To achieve that, our passwords and private keys schema involves two separate private keys with varying security properties:

• Identity Key - derived from the generated mnemonic passphrase and used to control the user's identity. This key is used for the login process, as well as for authenticating the user's statements and actions (such as signing reviews, agreeing to a contract, updating profile fields, etc), but not for controlling funds.

  Strength: the mnemonic passphrase is composed of 16 words from a 2048 words list, which provides 176 bits of entropy.

  KDF parameters: Scrypt(mnemonic, salt='Bitrated-Auth'||username, N=14, r=8, p=1)

  Handling of keys: once logged in to your Bitrated account, this key is kept in your local browser storage until you logout. You are not required to remember this password (as you won't need to type it often), but must keep a secure copy of it.

• Hardened Key - derived from a combination of the identity key and the user-provided 2FA password. The hardened key is used as an HD master for the keys used in multi-signature contracts and is required for controlling funds.

  Strength: deriving the hardened key requires both the generated mnemonic (176 bits of entropy) and the user-provided 2FA password (whose strength is dependent on the user).

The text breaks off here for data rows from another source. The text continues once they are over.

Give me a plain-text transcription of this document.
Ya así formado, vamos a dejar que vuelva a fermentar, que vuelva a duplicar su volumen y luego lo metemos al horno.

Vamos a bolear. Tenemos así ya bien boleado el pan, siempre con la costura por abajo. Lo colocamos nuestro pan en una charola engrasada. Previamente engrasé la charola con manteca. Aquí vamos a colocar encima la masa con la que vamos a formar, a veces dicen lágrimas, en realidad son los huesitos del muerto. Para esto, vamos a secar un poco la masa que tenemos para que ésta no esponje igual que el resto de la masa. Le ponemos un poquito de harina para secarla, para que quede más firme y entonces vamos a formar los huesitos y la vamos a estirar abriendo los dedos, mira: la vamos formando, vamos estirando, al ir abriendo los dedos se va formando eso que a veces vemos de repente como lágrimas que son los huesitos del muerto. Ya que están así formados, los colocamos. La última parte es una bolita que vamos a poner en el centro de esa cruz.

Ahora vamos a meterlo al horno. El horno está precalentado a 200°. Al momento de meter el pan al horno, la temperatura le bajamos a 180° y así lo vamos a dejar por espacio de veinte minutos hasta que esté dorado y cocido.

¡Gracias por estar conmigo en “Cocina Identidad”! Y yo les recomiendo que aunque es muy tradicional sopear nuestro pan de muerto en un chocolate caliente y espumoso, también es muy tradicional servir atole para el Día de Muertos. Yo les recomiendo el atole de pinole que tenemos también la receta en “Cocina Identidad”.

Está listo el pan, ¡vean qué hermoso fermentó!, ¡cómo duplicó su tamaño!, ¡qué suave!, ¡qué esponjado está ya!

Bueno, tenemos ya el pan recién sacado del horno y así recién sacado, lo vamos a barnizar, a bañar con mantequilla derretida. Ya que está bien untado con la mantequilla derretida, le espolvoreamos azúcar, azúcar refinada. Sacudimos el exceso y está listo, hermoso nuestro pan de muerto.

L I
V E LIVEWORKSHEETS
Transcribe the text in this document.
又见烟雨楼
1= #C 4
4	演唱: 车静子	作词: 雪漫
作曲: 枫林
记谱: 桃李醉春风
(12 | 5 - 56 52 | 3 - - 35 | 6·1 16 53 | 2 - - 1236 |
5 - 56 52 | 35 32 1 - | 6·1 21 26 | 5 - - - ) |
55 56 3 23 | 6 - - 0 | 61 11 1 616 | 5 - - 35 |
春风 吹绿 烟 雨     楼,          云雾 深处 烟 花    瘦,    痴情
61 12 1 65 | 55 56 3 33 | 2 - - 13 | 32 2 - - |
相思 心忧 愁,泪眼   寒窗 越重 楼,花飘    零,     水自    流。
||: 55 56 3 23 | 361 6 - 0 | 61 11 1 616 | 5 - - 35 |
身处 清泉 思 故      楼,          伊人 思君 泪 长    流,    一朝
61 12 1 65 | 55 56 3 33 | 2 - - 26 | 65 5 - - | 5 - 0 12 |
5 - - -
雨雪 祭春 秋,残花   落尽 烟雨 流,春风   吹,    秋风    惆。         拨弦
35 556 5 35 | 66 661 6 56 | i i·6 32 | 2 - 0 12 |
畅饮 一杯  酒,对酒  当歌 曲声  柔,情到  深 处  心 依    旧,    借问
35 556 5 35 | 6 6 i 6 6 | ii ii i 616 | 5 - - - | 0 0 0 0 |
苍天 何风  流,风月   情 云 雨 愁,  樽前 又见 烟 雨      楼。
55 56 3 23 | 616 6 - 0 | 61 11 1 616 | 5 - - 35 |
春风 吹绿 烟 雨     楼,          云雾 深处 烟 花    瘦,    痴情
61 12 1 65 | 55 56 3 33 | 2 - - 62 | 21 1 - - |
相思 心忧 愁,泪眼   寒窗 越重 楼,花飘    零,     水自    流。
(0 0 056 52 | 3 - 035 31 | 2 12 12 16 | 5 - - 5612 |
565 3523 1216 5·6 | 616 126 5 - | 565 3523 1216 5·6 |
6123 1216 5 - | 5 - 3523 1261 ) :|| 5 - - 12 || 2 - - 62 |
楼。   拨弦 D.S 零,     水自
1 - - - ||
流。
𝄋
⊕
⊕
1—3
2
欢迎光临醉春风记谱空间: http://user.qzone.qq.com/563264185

  KDF parameters: Scrypt(password_2fa, salt=sha256(identity_key), N=16, r=8, p=1)

  Handling of keys: the 2FA password is only requested when authorizing transactions. The hardened key only exists in-memory for a short period of time, and is scrubbed immediately after signing the transaction. It is never stored on your browser, and you will be required to type it from time to time.

Trustless Server Model

We strive for a security model that requires as little trust as possible on our servers. While we're not there yet, our goal is to have the server-side environment operate as a simple public repository of signed user messages, where the client always considers the server to be potentially hostile and verifies everything locally.

Our current security model ensures that:

• No passwords/private keys are ever processed/stored on our servers, not even in encrypted/hashed form.

• Private keys are derived from the user's passwords and are fully recoverable in case Bitrated becomes unavailable.

• To provide accountability for the data our APIs provide, we provide signed HTTP responses that allows proving the response originated from our servers.

• All user data is digitally signed by the user, to prevent unauthorized modifications (even by Bitrated itself).

In the future, we also plan to:

• Register our users public keys on a public blockchain, to prevent unauthorized modifications by the server and to eliminate our role as a trusted CA.

• Announce all user actions and data to a public blockchain (as a merkle root hash), to ensure the consistency of our data, make censorship attempts detectable, and prevent forking (where the server shows different information to different users).

• Announce new client-side code releases to a public blockchain (with the Git commit hash and a merkle root of the compiled client-side assets), allowing users to ensure they're running the same release published on our GitHub repository.

• Provide a browser extensions that verifies the integrity of the assets returned from our web servers.

• Encrypt user data end-to-end whenever possible.

• Make the client-side environment resistant to active server-side attacks by verifying everything and trusting nothing.

Public key verification

To authenticate messages from the Bitrated staff, we will provide a digital signature from our Bitcoin address 19AENxshHjdjsQrJfawCaudxaTAaNHxqbd.

To prevent an attacker from modifying our published Bitcoin address, we have permanently embedded it into the Bitcoin blockchain in a way that is nearly impossible to modify, and becomes exponentially more difficult as time goes by.

The public key can be verified by taking the following procedure:

1. Take the SHA256 of our domain name ("bitrated.com").
2. Create a Bitcoin address using that hash as the private key (both compressed or uncompressed).
3. Find the first transaction with that address as its input address.
4. The output address of that transaction is our public key.

If its ever required to change the public key, the announcement will be signed with the old public key.